Rank of the following matrix

Question

Given that, $\mathrm{rank}\begin{bmatrix}\mu\mathbf{I}+\mathbf{A}&\mathbf{B}&\mathbf{E}\\ \mathbf{C}&\mu\mathbf{I}+\mathbf{D}&\mathbf{F}\end{bmatrix}=\text{full row-rank}=n$ for every $\mu\in\mathbb{C}$. Can we claim that, $\mathrm{rank}\begin{bmatrix}\mu\mathbf{I}+\mathbf{A}&\mathbf{B}&\mathbf{E}&\vdots&\star\\ \mathbf{C}&\mu\mathbf{I}+\mathbf{D}&\mathbf{F}&\vdots&\star\\ \hdashline \mathbf{O}&\mu\mathbf{I}&\mathbf{O}&\vdots&\mathbf{I}_k\end{bmatrix}=n+k$ for every $\mu\in\mathbb{C}?$ I know that if we could reduce this augmented matrix into upper triangular (which happens when $\mu=0$), then certainly this claim is correct.
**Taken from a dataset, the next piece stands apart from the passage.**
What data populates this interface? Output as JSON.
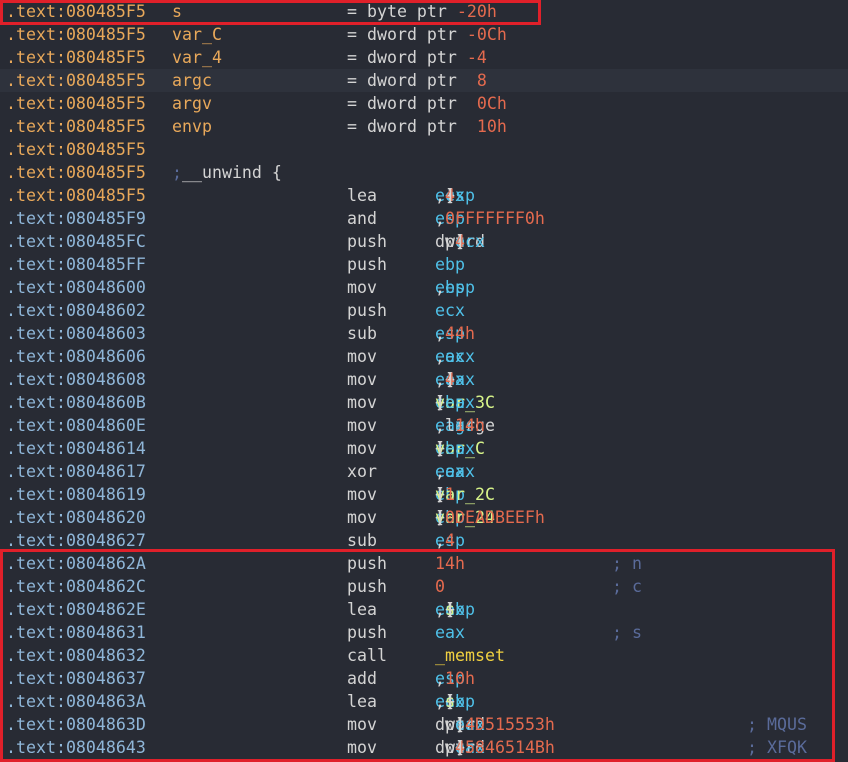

But what about the general case?

Answer 1

No. E.g. $\operatorname{rank}\pmatrix{\mu&1&1\\ 1&\mu-1&1}\equiv2=\operatorname{rank}\left(\begin{array}{ccc|c} 1&1&1&1\\ 1&1-1&1&0\\ \hline 0&1&0&1 \end{array}\right)$.